“We don’t want no two states! We want all of ’48!” Stanford students chanted last week, a call for genocide against Israeli Jews and the establishment of a single Muslim state from the river to the sea, as they say.
That's according to Theo Baker, a Stanford sophomore whose exposé on antisemitism for The Atlantic is one of this week's must-read pieces. A subscription to either The Atlantic or Apple News+ is required, but if you were thinking of burning an email address for a free trial to read just one paywalled article this week, this might be the one.
Calling for the destruction of Israel might or might not be genocidal, but the means that Hamas chose on Oct. 7 — mass murder of civilians, rape as a terror weapon, kidnapping, and worse — are inarguably genocidal.
Baker also related a conversation he had with a Muslim student named Hamza El Boudali:
El Boudali has also said that he believes that Hamas’s October 7 attack was a justifiable act of resistance, and that he would actually prefer Hamas rule America in place of its current government (though he clarified later that he “doesn’t mean Hamas is perfect”). When you ask him what his cause is, he answers: “Peace.”
The "peace" that El Boudali and so many others crave is the peace that comes from putting all your enemies in mass graves.

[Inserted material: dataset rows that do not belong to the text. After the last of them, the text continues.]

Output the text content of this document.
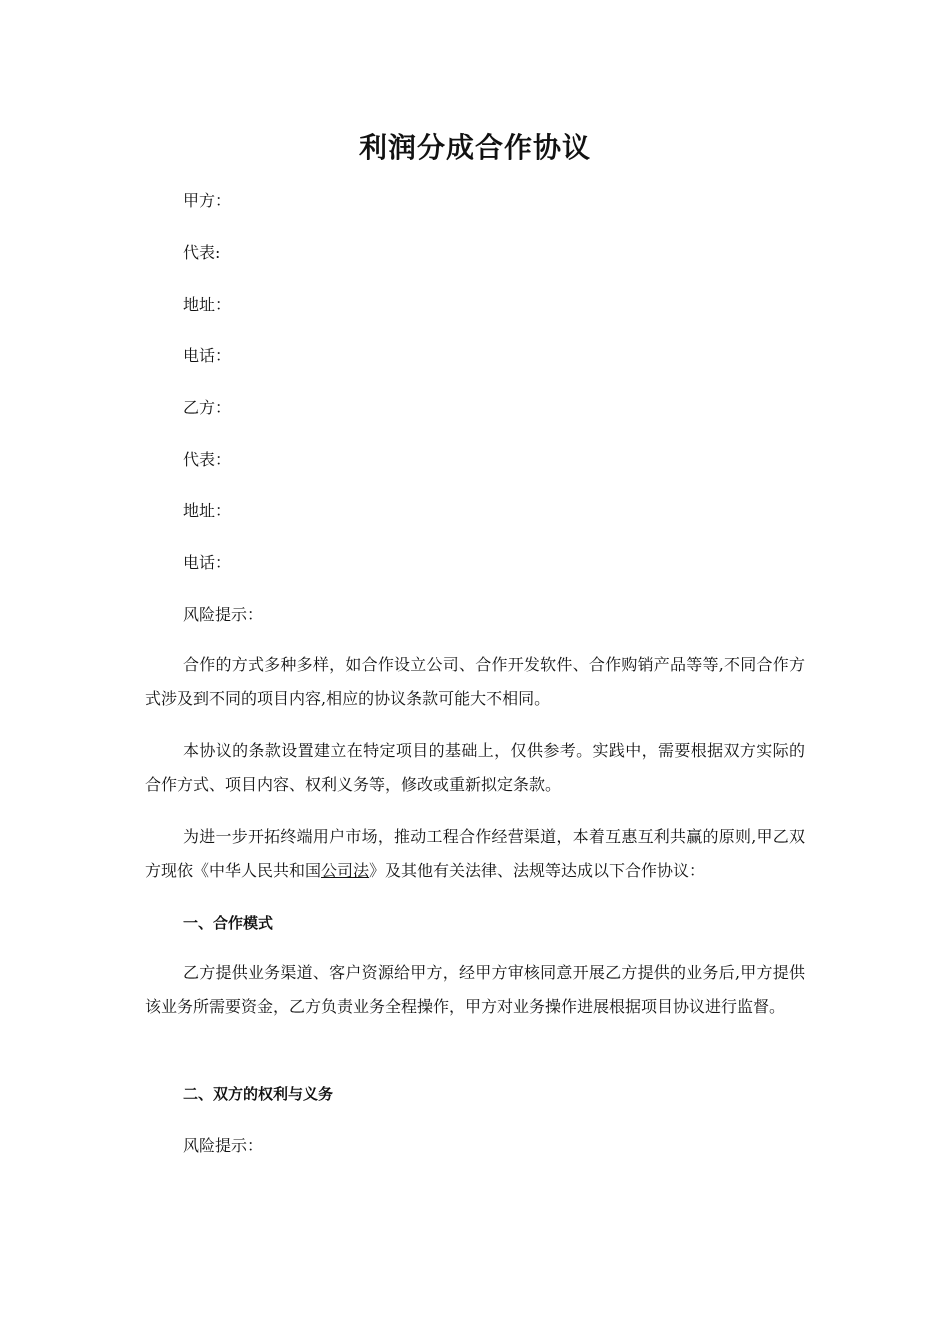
利润分成合作协议
甲方：
代表:
地址：
电话：
乙方：
代表：
地址：
电话：
风险提示：
合作的方式多种多样，如合作设立公司、合作开发软件、合作购销产品等等,不同合作方式涉及到不同的项目内容,相应的协议条款可能大不相同。
本协议的条款设置建立在特定项目的基础上，仅供参考。实践中，需要根据双方实际的合作方式、项目内容、权利义务等，修改或重新拟定条款。
为进一步开拓终端用户市场，推动工程合作经营渠道，本着互惠互利共赢的原则,甲乙双方现依《中华人民共和国公司法》及其他有关法律、法规等达成以下合作协议：
一、合作模式
乙方提供业务渠道、客户资源给甲方，经甲方审核同意开展乙方提供的业务后,甲方提供该业务所需要资金，乙方负责业务全程操作，甲方对业务操作进展根据项目协议进行监督。
二、双方的权利与义务
风险提示：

Stanford has "had protests in the past,” interim president Richard Saller reminded Baker, but those protests didn’t pit “students against each other” the way Israel's counteroffensive against Hamas has. Maybe that's because protests about the environment, apartheid, and Vietnam didn't involve one group of students acquiescing to or even demanding the extermination of another group.
But there is no Israeli genocide in the Gaza Strip, no matter what lefties and other concern trolls might have you think.
Let me share something utterly remarkable with you.
Urban combat is about as bad as war gets. That's not just for the soldiers doing the fighting — it's also for the civilians caught up in it. Typically, civilian casualties far outnumber military casualties in city fighting.
Until now.
John Spencer is the chair of urban warfare studies at the Modern War Institute at West Point and an infantry combat veteran. He's just back from the Gaza Strip, where he witnessed the extraordinary measures Israel has taken to avoid civilian casualties.
"By my analysis," Spencer reported for Newsweek on Monday, "Israel has implemented more precautions to prevent civilian harm than any military in history — above and beyond what international law requires and more than the U.S. did in its wars in Iraq and Afghanistan."
The net result — and this is that "utterly remarkable" thing — is that civilian casualties do not outnumber military losses. The best estimate is just one civilian casualty for each military casualty.
Israel has accomplished this unprecedented feat "in intense urban warfare against an enemy trying to maximize its own civilian casualties."
Spencer calls Israel's achievement "a remarkable, historic new standard" because that's precisely what it is. Sadly, but predictably, "the international community, and increasingly the United States, barely acknowledges these measures while repeatedly excoriating the IDF."
It might well prove that by sparing Gaza civilians the true cost of this war, Jerusalem is encouraging continued support for Hamas. But what it does prove is that Israel has not, does not, and will not commit genocide — unlike their enemies.